Bio oder konventionell? Daran scheiden sich die Geister. Bio steht für die „guten“ Ökos, konventionell für die „bösen“ Massentierhalter und Giftspritzer. Welcher Weg der richtige ist, gerät zur Glaubensfrage. Zwei Lager, zwei Positionen – und viele neuralgische Reizthemen, um die wohl noch lange gerungen wird: die Menge von Nährstoffeinträgen und Unkrautvernichtern, Tierhaltung, Gewässer- und Artenschutz, Flächenprämien.
Die Zukunft
Quo vadis, Landwirtschaft? Eines ist sicher: Bei allem, was heute ist und morgen sein wird – Nostalgie ist fehl am Platze. Schon seit Langem spannt der Bauer im März nicht mehr die Rösser an, Traktoren schleppen Pflug und Grubber hinter sich her. Und sieht man sich auf den Agrarmessen um, scheint mit Farming 4.0 der Sprung in die Industrialisierung bald geschafft. Die Work-Life-Balance hat auch auf den Höfen Einzug gehalten, die neue Generation will nicht mehr buckeln wie ihre Altvorderen. Euter werden nicht mehr von Hand massiert – bei den Konventionellen nicht und auch nicht bei den Bios. Schon heute steigen in einigen Betrieben die Kühe eigenständig aufs Melkkarussell, der Futterroboter versorgt die Schweine und auf dem Acker ziehen satellitengesteuerte Traktoren punktgenau ihre Bahnen. In einem ZEIT-Interview meinte der Agrarmanager Martin Richenhagen: „Ackerbau und Tierhaltung werden durch die Datenrevolution immer mehr vom Handwerk zum industriellen Produktionsprozess. Der Bauernhof wird zur Fabrik …“
Sind vollautomatisierte Mega-Betriebe bei Ackerbau und Viehzucht tatsächlich das Modell der Zukunft? Und wo beginnt „Massentierhaltung“? Bei über 10.000 Legehühnern, wie sie auch in Bio-Betrieben zu finden sind?
Bio oder konventionell?
Bio oder konventionell – die Frage scheint überholt. Seit einigen Jahren ist Regionalität der neue Trend, denn damit verbinden die Menschen Tradition, Vertrauen und Sicherheit. Viele Landwirte haben die Direktvermarktung als zusätzliche Einkommensquelle entdeckt, sie sind damit erfolgreich. Tausende Bauern haben den Ruf der Verbraucher gehört und sich der „Initiative Tierwohl“ angeschlossen oder erste Weichen gestellt, um an dem – sicher noch ausbaufähigen – Konzept teilnehmen zu können. Mit dem Verein Land schafft Verbindung (www.landschafftverbindung.org) suchen die Bauern den Dialog mit Politik und Verbrauchern.
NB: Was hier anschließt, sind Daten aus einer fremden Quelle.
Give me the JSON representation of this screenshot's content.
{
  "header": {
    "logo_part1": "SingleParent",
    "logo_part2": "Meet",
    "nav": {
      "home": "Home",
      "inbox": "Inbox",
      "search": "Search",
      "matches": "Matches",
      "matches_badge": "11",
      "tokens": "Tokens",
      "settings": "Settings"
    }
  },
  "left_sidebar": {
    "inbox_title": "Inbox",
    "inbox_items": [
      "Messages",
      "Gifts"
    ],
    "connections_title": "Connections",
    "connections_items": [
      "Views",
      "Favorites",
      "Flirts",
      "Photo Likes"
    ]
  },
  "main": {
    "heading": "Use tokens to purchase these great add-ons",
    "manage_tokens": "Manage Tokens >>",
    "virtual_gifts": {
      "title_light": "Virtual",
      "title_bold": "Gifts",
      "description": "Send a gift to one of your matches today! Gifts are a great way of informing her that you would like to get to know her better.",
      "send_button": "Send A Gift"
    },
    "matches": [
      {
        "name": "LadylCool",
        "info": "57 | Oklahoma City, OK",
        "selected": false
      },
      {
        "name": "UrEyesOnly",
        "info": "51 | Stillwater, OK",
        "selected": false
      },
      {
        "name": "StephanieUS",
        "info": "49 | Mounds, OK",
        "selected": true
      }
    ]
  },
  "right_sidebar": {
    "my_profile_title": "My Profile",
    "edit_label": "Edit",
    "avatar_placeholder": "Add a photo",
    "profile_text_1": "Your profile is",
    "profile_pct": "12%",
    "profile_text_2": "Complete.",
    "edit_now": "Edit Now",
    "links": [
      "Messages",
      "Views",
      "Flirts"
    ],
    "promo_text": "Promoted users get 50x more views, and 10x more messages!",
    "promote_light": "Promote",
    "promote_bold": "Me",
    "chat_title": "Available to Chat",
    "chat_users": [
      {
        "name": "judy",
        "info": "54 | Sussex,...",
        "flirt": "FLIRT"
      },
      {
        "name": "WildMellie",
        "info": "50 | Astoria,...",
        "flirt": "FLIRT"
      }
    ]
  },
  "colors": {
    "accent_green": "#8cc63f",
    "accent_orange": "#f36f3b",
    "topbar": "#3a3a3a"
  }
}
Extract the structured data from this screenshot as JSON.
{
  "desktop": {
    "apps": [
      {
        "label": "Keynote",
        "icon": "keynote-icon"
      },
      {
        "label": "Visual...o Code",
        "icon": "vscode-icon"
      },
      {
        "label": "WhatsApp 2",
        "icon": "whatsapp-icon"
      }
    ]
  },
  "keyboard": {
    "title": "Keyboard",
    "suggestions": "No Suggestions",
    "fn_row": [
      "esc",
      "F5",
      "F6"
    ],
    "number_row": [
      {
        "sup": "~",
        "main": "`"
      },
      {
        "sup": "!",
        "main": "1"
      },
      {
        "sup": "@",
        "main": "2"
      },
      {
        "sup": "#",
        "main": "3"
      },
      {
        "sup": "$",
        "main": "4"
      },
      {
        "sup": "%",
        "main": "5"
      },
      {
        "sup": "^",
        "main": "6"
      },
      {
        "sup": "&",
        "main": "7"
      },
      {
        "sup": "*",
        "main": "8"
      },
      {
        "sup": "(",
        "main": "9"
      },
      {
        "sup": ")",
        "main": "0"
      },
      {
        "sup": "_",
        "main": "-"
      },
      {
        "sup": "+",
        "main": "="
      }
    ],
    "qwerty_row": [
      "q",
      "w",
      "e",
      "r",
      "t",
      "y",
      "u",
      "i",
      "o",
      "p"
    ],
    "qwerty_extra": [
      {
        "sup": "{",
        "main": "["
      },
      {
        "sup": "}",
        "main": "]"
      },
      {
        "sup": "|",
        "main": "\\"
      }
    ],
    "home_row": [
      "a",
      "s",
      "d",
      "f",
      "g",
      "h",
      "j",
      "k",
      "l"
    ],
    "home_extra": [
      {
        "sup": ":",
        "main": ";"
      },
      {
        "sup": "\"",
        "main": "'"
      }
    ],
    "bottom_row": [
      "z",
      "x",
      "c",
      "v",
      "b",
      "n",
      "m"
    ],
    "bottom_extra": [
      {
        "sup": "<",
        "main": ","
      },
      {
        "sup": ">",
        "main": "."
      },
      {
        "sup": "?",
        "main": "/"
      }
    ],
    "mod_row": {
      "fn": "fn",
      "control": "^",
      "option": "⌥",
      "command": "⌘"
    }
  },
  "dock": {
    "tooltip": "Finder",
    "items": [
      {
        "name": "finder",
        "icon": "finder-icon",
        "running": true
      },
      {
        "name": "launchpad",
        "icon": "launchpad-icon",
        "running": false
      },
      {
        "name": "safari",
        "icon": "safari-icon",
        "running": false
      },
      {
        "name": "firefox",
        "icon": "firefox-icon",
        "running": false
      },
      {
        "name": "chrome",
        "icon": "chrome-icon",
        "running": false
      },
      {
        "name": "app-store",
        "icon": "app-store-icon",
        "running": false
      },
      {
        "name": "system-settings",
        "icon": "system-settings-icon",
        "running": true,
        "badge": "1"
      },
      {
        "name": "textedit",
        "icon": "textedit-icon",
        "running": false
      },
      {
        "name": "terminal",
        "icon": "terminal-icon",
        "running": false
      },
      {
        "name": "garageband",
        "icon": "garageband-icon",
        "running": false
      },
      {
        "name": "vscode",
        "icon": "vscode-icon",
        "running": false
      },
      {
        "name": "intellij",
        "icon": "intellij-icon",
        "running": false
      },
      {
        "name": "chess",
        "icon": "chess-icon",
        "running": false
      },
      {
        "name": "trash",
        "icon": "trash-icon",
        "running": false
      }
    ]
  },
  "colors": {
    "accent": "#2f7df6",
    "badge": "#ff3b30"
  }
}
Auch die Letztgenannten sind gefragt, das Bemühen um besseren Tier- und Umweltschutz zu honorieren. Dass Verbraucher dazu gewillt sind, zeigt die stetig wachsende Nachfrage nach Bio und lokal erzeugten Lebensmitteln.
Wenn alles gut läuft – und vor allem politisch gewollt ist – werden sich unter den Landwirten Global Player ebenso finden wie kleinere und mittlere Familienbetriebe, die die Region versorgen. Noch mehr Bürokratie ist ihnen, die bis zur Selbstausbeutung schuften, kaum zuzumuten.
Eine Frage des Gewissens
Landwirtschaft ist – im Großen wie im Kleinen – von Bullerbü-Idylle weit entfernt. Das sollten auch unsere Kinder und Kindeskinder wissen. Aus Bilderbüchern lernen sie es nicht. Aber dann, wenn wir sie an die Hand nehmen und mal rüberfahren zum Bauern und mit ihm reden, statt über ihn. Es ist an der Zeit, dass nicht nur die Verbraucher die Realität anerkennen. Und dass der Handel, der seinen wirtschaftlichen Gewinn mindestens ebenso liebt wie seine Lebensmittel, denen mit Anstand begegnet, die ihm das ermöglichen. Denn eines ist gewiss: Ewiges Wachstum wird nur erreicht, indem man andere ihrer Würde beraubt, sei es ein Mensch oder ein Tier.
Ob global oder regional, Bio oder konventionell – alle Modelle werden sich daran messen lassen müssen, ob sie mit den Ressourcen so wirtschaften, dass das Wohl von Nutztieren und der Erhalt fruchtbarer Böden auf die nächsten Jahrhunderte hin garantiert werden kann. Wie nachhaltig ackern geht, weiß der gesunde Bauernverstand seit Jahrhunderten. Und das ist keine Frage des Glaubens, sondern eine Frage des Gewissens UND der Überzeugung.